Check again on units. When you have units like cm^3, if you want to go to km^3, the conversion is not the same as going from cm to km (you can check this by typing "cm^3 to km^3" vs. "cm to km" in google).

but then on my calculator i get 2.060910734 x 10^-7 <--- I don't understand if I have a volume of 206091073.4cm^3, how that can turn into a small decimal number for the radius in kilometers, especially when the mass is 2.473x10^23, its nothing like a neutron star, just a regular planet, so i don't really agree =$

><

Google wanted to give me:

(2.47300 x ((10^23) kg)) / (7.48100 (g / (cm^3))) = 3.30570779 × 10^19 m^3

so it would be: cube-root( 3.30570779 × 10^19 m^3 / (4/3Pi) )

to get: 1990942.041meters /1000 =

1990.942041km, dividing by 1k because it isn't km^3 its km, like you said, radius isn't squared or cubed, just power1

 

[e^(i Pi)+1=0]

to convert g/cm³ to kg/m³

$(\frac{7.481g}{cm^3})$($\frac{1Kg}{1000g}$)($\frac{100cm}{1m}$)($\frac{100cm}{1m}$)($\frac{100cm}{1m}$)

 

[eggman100]

to convert g/cm³ to kg/m³

$(\frac{7.481g}{cm^3})$($\frac{1Kg}{1000g}$)($\frac{100cm}{1m}$)($\frac{100cm}{1m}$)($\frac{100cm}{1m}$)

I'm sorry but that really doesn't help me solve my problem, I don't understand what you said, I mean all I wanted to do was convert the

M/D into Kg (top/bottom) and km^3 from cm^3 at the bottom,

and then just divide by 4/3∏ then 3√ to get my answer in Km's, but it just wasn't happening, any ideas?><

http://blip.tv/chemteam/converting-between-g-cm3-and-kg-m3-3101296 - but it isn't km^3 just m^3

 

[e^(i Pi)+1=0]

I didn't really follow what you did because it's too much work.
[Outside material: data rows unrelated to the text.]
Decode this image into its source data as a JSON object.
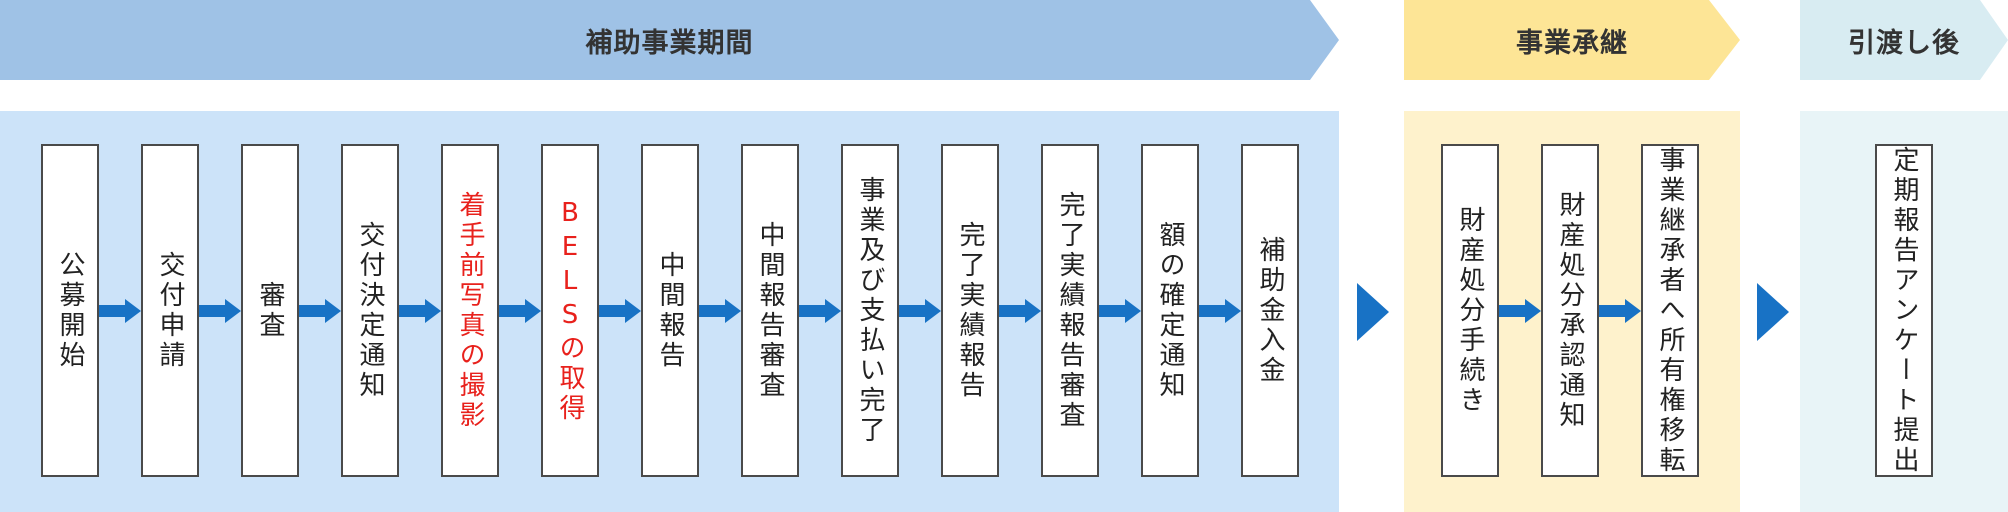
{
  "phases": {
    "subsidy": "補助事業期間",
    "succession": "事業承継",
    "after": "引渡し後"
  },
  "steps": [
    {
      "label": "公募開始",
      "color": "#222222"
    },
    {
      "label": "交付申請",
      "color": "#222222"
    },
    {
      "label": "審査",
      "color": "#222222"
    },
    {
      "label": "交付決定通知",
      "color": "#222222"
    },
    {
      "label": "着手前写真の撮影",
      "color": "#e8211c"
    },
    {
      "label": "BELSの取得",
      "color": "#e8211c"
    },
    {
      "label": "中間報告",
      "color": "#222222"
    },
    {
      "label": "中間報告審査",
      "color": "#222222"
    },
    {
      "label": "事業及び支払い完了",
      "color": "#222222"
    },
    {
      "label": "完了実績報告",
      "color": "#222222"
    },
    {
      "label": "完了実績報告審査",
      "color": "#222222"
    },
    {
      "label": "額の確定通知",
      "color": "#222222"
    },
    {
      "label": "補助金入金",
      "color": "#222222"
    }
  ],
  "succession_steps": [
    {
      "label": "財産処分手続き"
    },
    {
      "label": "財産処分承認通知"
    },
    {
      "label": "事業継承者へ所有権移転"
    }
  ],
  "after_steps": [
    {
      "label": "定期報告アンケート提出"
    }
  ],
  "colors": {
    "arrow": "#1872c5",
    "highlight_text": "#e8211c",
    "subsidy_header": "#9fc2e6",
    "succession_header": "#fde596",
    "after_header": "#d8ecf2"
  }
}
I was showing you how to convert your density into kg/m³ because it's always better to convert your units first. So just do that and it's a very simple problem.

It's the same as converting grams/cm to kg/m except since it's cm³ (because it's volume) I need to put the conversion factor (100cm=1m) 3 times so I end up with meters³.

http://youtu.be/XKCZn5MLKvk

Why do you want to convert it to km anyway?